MMIDAS: (Marghi et al. 2024) recently proposed a model to obtain joint embeddings of multimodal single-cell resolution data. Treating genes as our samples, and NT- and ESM3-embeddings as ‘modalities’, we obtained consensus clusters for genes.
MMIDAS sparsifies the discrete representation layer to identify an optimal number of consensus categories across modalities. At the start of training, the network initializes an overparameterized discrete latent space, establishing an upper bound on the number of clusters. The model refines the dimensionality of the discrete latent space (equivalent to number of categories or clusters) by evaluating each category’s contribution based on a consensus measure between the modalities. Categories that do not maintain similar probabilities across modalities are pruned. This iterative process continues until all remaining categories satisfy a predefined minimum consensus threshold.
Carbon footprint
In relation to the sustainability focus of the hackathon, we calculated a rough estimate of the carbon footprint of the computations we performed.

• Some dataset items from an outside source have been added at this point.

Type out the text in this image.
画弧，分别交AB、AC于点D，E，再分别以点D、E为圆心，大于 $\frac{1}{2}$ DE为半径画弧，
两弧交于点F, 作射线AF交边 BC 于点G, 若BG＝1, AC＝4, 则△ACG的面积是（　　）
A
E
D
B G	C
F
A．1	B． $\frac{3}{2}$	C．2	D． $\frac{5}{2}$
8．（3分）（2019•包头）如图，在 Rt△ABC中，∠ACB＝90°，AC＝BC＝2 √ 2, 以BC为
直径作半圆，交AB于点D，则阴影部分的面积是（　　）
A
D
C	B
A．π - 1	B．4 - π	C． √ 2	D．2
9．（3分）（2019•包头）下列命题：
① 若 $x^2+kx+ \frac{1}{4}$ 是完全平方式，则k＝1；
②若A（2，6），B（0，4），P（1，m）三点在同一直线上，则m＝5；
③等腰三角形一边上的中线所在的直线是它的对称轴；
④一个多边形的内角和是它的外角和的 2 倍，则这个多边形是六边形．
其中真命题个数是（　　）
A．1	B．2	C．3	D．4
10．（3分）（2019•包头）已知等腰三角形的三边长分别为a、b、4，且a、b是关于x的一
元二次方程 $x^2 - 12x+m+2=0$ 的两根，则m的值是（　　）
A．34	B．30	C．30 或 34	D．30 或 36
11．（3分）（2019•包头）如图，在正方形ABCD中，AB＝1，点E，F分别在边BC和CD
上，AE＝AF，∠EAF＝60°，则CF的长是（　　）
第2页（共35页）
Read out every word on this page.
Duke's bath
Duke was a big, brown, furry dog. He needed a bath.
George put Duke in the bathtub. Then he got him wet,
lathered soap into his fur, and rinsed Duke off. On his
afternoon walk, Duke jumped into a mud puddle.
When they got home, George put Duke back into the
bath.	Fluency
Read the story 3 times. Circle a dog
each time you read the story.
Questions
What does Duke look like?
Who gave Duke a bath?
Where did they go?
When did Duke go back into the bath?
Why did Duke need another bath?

Nucleotide Transformer: A single A100 GPU on the local high performance computing cluster was used to run inference with nucleotide transformer. The largest batch size we could use without running out of memory on this hardware was 20, and the inference time for the dataset was around 20 minutes. The total energy consumption for this exercise is estimated to be 0.2 kWh.
ESM3: We ran computations on ml.g5.2xlarge instances via Amazon SageMaker using an endpoint for the ESM3 hosted on their marketplace. Generating embeddings for all genes of a single species took about 10 hours. The total energy consumption for ml.g5.2xlarge was about 6.0 kWh.
MMIDAS: For training MMIDAS, we utilized the local high-performance computing (HPC), using one Tesla V100 SXM2 GPU with a 0.3 kW power rating. Training runs took 23 hours each (for mouse and human), resulting in a total energy consumption of 14.0 kWh.
Evo2: We aspired to use a more recent DNA foundation model Evo2 (Nguyen et al. 2024) for our analysis. The minimum requirements to use this model lists 2 x H100 or H200 GPUs. We used 2 hours of an ml.p5.48xlarge instance to attempt an install of Evo2 (eventually abandoned because of the high cost, and multiple independently reported issues in their code base). Using the 700W maximum power rating per H100 on this instance leads to an estimate of 11.2 kWh.
All embeddings were saved on shared storage to prevent duplicate computations by team members. Future experiments could incorporate tools like CodeCarbon to more reliably track the carbon footprint of experiments run across computing environments and devices.
Code
See the biomolvec and nautilex-esm repositories for related notebooks and scripts.